As the Fed embarks on the unprecedented policy of printing money to bail out debtors, the best outcome for the world is stagflation. A worse outcome is that markets panic over endless supply of dollars and sells dollars at any price. It would cause a dollar collapse like what happened to ruble in 1998. The outcome is hyperinflation. The resulting chaos would plunge the global economy into turmoil.

 

How should China react to the Fed’s policy? It is not possible for China to pressure the Fed to change its policy to protect China’s foreign exchange reserves. The Fed does what’s best for the U.S. China has to do what’s best for China. It is pointless to hope the U.S. will do what’s in China’s best interest. As I have argued before, as the yuan is linked to the U.S., China’s foreign exchange reserves must be kept mostly in dollar assets. The only alternative to treasuries is the stock market. Stocks are better than bonds during a weak dollar environment. They have triple protection against inflation and weak dollar.

 

First, half of S&P 500 earnings are from abroad. If the dollar goes down, the earnings in dollar terms would rise. Further, U.S. companies gain competitiveness from a weak dollar and their stocks may become more valuable. Second, if the Fed succeeds in improving the U.S. economy, improving domestic demand would boost corporate earnings.

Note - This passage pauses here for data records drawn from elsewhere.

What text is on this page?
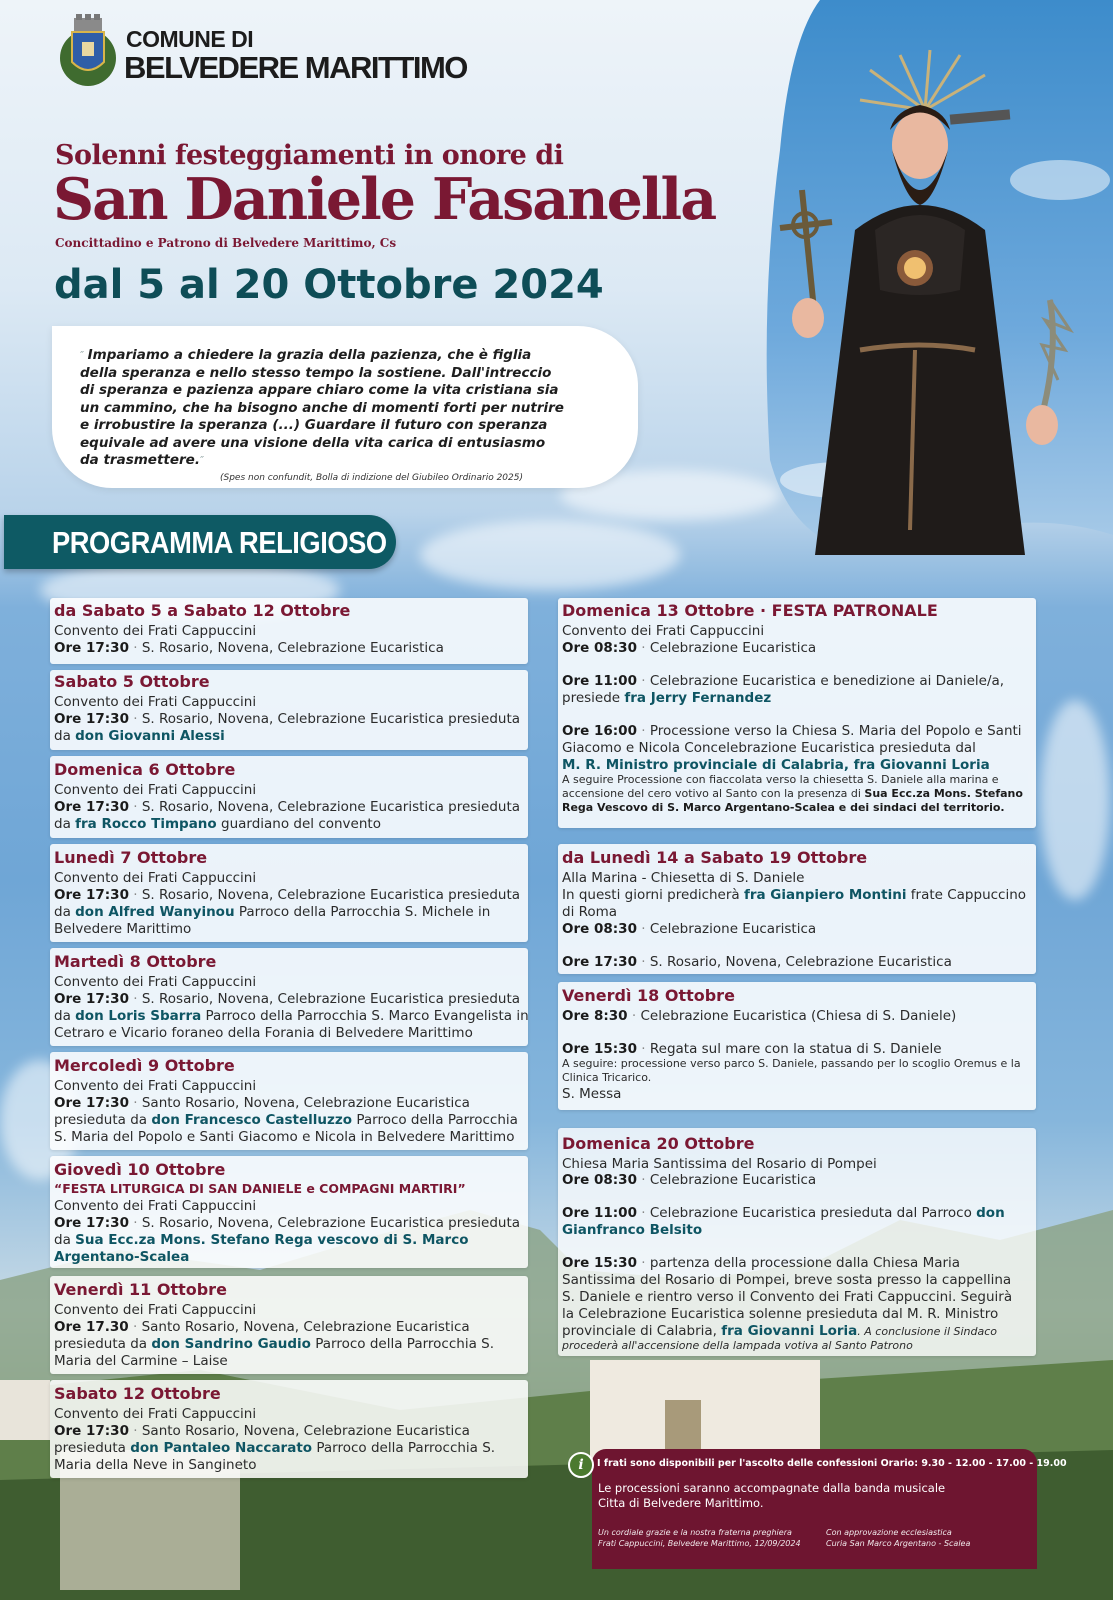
COMUNE DI
BELVEDERE MARITTIMO
Solenni festeggiamenti in onore di
San Daniele Fasanella
Concittadino e Patrono di Belvedere Marittimo, Cs
dal 5 al 20 Ottobre 2024
″ Impariamo a chiedere la grazia della pazienza, che è figlia
della speranza e nello stesso tempo la sostiene. Dall'intreccio
di speranza e pazienza appare chiaro come la vita cristiana sia
un cammino, che ha bisogno anche di momenti forti per nutrire
e irrobustire la speranza (...) Guardare il futuro con speranza
equivale ad avere una visione della vita carica di entusiasmo
da trasmettere.″
(Spes non confundit, Bolla di indizione del Giubileo Ordinario 2025)
PROGRAMMA RELIGIOSO
da Sabato 5 a Sabato 12 Ottobre
Convento dei Frati Cappuccini
Ore 17:30 · S. Rosario, Novena, Celebrazione Eucaristica
Sabato 5 Ottobre
Convento dei Frati Cappuccini
Ore 17:30 · S. Rosario, Novena, Celebrazione Eucaristica presieduta
da don Giovanni Alessi
Domenica 6 Ottobre
Convento dei Frati Cappuccini
Ore 17:30 · S. Rosario, Novena, Celebrazione Eucaristica presieduta
da fra Rocco Timpano guardiano del convento
Lunedì 7 Ottobre
Convento dei Frati Cappuccini
Ore 17:30 · S. Rosario, Novena, Celebrazione Eucaristica presieduta
da don Alfred Wanyinou Parroco della Parrocchia S. Michele in
Belvedere Marittimo
Martedì 8 Ottobre
Convento dei Frati Cappuccini
Ore 17:30 · S. Rosario, Novena, Celebrazione Eucaristica presieduta
da don Loris Sbarra Parroco della Parrocchia S. Marco Evangelista in
Cetraro e Vicario foraneo della Forania di Belvedere Marittimo
Mercoledì 9 Ottobre
Convento dei Frati Cappuccini
Ore 17:30 · Santo Rosario, Novena, Celebrazione Eucaristica
presieduta da don Francesco Castelluzzo Parroco della Parrocchia
S. Maria del Popolo e Santi Giacomo e Nicola in Belvedere Marittimo
Giovedì 10 Ottobre
“FESTA LITURGICA DI SAN DANIELE e COMPAGNI MARTIRI”
Convento dei Frati Cappuccini
Ore 17:30 · S. Rosario, Novena, Celebrazione Eucaristica presieduta
da Sua Ecc.za Mons. Stefano Rega vescovo di S. Marco
Argentano-Scalea
Venerdì 11 Ottobre
Convento dei Frati Cappuccini
Ore 17.30 · Santo Rosario, Novena, Celebrazione Eucaristica
presieduta da don Sandrino Gaudio Parroco della Parrocchia S.
Maria del Carmine – Laise
Sabato 12 Ottobre
Convento dei Frati Cappuccini
Ore 17:30 · Santo Rosario, Novena, Celebrazione Eucaristica
presieduta don Pantaleo Naccarato Parroco della Parrocchia S.
Maria della Neve in Sangineto
Domenica 13 Ottobre · FESTA PATRONALE
Convento dei Frati Cappuccini
Ore 08:30 · Celebrazione Eucaristica
Ore 11:00 · Celebrazione Eucaristica e benedizione ai Daniele/a,
presiede fra Jerry Fernandez
Ore 16:00 · Processione verso la Chiesa S. Maria del Popolo e Santi
Giacomo e Nicola Concelebrazione Eucaristica presieduta dal
M. R. Ministro provinciale di Calabria, fra Giovanni Loria
A seguire Processione con fiaccolata verso la chiesetta S. Daniele alla marina e
accensione del cero votivo al Santo con la presenza di Sua Ecc.za Mons. Stefano
Rega Vescovo di S. Marco Argentano-Scalea e dei sindaci del territorio.
da Lunedì 14 a Sabato 19 Ottobre
Alla Marina - Chiesetta di S. Daniele
In questi giorni predicherà fra Gianpiero Montini frate Cappuccino
di Roma
Ore 08:30 · Celebrazione Eucaristica
Ore 17:30 · S. Rosario, Novena, Celebrazione Eucaristica
Venerdì 18 Ottobre
Ore 8:30 · Celebrazione Eucaristica (Chiesa di S. Daniele)
Ore 15:30 · Regata sul mare con la statua di S. Daniele
A seguire: processione verso parco S. Daniele, passando per lo scoglio Oremus e la
Clinica Tricarico.
S. Messa
Domenica 20 Ottobre
Chiesa Maria Santissima del Rosario di Pompei
Ore 08:30 · Celebrazione Eucaristica
Ore 11:00 · Celebrazione Eucaristica presieduta dal Parroco don
Gianfranco Belsito
Ore 15:30 · partenza della processione dalla Chiesa Maria
Santissima del Rosario di Pompei, breve sosta presso la cappellina
S. Daniele e rientro verso il Convento dei Frati Cappuccini. Seguirà
la Celebrazione Eucaristica solenne presieduta dal M. R. Ministro
provinciale di Calabria, fra Giovanni Loria. A conclusione il Sindaco
procederà all'accensione della lampada votiva al Santo Patrono
i	I frati sono disponibili per l'ascolto delle confessioni Orario: 9.30 - 12.00 - 17.00 - 19.00
Le processioni saranno accompagnate dalla banda musicale
Citta di Belvedere Marittimo.
Un cordiale grazie e la nostra fraterna preghiera
Frati Cappuccini, Belvedere Marittimo, 12/09/2024
Con approvazione ecclesiastica
Curia San Marco Argentano - Scalea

Third, companies have assets like brands and technology that would appreciate during inflation.

 

The best way to get into the stock market is to buy S&P 500 index. It is the only asset with liquidity comparable to the treasury. It has performed better than 90 percent of the fund managers and would certainly do better than Chinese government officials picking stocks. Plus, it avoids the political controversy of Chinese government trying to control American companies.